“Having one of those days? Those thirty-hour workdays when you don’t have a chance to eat, never mind shower? Try Deo-Killer. Eliminates odor-causing bacteria on contact. Comes in twelve enchanting fragrances. Warning: you’ll never want to shower again once you’ve tried Deo-Killer. Say “YES” now, for instant delivery to your door.”
“Yes,” said Kage. “Deliver to Bubble PD. Outside main entrance in … Cab, what’s the estimated arrival time? … in nine minutes.”
“Thank you for your order. We appreciate your business.”
His glasses pinged to let him know that thirty-three credits had been deducted from his account. Available balance … fuck.
“Apply for higher credit limit,” whispered Kage.
“One moment please … Granted. Limit now set at fifty-thousand credits. Available balance, twelve-thousand, four hundred and sixty-se–”
Kage tapped the arm of his glasses.
Should tide him over until he solved the case. Weeks might give him an advance if he played his cards right.

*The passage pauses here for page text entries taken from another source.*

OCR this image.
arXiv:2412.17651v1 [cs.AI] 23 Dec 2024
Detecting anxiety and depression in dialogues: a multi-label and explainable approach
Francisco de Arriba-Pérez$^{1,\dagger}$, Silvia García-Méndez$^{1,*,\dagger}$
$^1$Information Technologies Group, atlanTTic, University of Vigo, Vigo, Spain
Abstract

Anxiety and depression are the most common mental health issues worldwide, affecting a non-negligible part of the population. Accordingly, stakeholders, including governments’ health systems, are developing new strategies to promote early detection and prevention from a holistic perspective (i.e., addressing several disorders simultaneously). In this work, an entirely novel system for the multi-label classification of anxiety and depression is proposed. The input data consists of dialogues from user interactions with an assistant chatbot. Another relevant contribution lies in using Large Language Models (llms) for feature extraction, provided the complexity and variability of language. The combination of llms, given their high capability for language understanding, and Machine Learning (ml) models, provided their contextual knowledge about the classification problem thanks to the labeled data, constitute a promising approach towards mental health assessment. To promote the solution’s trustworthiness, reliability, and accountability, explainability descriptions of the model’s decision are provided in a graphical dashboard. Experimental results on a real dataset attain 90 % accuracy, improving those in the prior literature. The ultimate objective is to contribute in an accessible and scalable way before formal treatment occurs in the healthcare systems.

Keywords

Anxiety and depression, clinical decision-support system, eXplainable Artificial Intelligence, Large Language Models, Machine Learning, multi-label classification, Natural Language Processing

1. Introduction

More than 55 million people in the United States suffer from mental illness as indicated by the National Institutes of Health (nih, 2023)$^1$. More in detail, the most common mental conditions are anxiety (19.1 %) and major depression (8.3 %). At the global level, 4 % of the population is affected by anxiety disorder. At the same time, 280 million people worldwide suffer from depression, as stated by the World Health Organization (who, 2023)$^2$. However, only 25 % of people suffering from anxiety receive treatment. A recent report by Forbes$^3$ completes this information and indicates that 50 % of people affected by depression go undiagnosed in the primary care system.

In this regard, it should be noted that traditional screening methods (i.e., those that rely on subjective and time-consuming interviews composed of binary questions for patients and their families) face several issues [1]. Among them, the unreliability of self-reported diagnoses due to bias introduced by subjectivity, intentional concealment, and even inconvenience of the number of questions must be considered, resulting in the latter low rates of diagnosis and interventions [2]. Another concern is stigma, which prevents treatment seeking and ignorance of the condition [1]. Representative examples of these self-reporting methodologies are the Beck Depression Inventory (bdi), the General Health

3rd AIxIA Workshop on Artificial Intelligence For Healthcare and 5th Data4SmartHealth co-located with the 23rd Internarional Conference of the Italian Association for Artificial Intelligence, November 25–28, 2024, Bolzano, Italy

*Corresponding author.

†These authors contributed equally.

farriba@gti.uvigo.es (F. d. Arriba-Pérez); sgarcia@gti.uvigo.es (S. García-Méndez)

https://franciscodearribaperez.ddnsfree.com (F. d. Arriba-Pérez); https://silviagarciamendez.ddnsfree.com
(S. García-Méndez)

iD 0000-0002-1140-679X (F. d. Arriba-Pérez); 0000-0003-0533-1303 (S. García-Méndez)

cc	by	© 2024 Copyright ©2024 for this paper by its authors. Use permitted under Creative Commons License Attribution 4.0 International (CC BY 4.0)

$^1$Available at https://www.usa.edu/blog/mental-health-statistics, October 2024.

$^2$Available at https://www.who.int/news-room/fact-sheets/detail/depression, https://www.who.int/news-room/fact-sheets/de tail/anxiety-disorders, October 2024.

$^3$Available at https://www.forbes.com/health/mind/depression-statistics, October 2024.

“Are your clothes more tattered than a Xicolian beggar? Do your shoes look like a Fengalese housefrog? They do? Come to ManScape today. Our expert staff will measure your dimensions. They’ll advise you on an outfit that will make even the coldest Venetian siren lose her will. With department stores in every quadrant of the Bubble, we’re never more than five minutes by hovercar from wherever you are.”
Kage glanced down at the city. It was nearing midnight, and most of the Bubblers were asleep. Buildings simmered in a low, phosphorescent glow under the moonlit meniscus of the Bubble. As the advert for ManScape played, a handful of buildings lit up in bright orange.
He was tempted to find one of their outlets. Redirect the taxi. Buy at least one change of clothes. But before he could say anything, the cab began its descent. He was at his destination – the jaundiced exterior of Bubble PD. It was one of the oldest buildings in the city. An ancient relic from before the forcefield was erected. Over the past half century, the building had been bleached a slick, yellow-gray from the daily sun filtering through the golden lens of the Bubble.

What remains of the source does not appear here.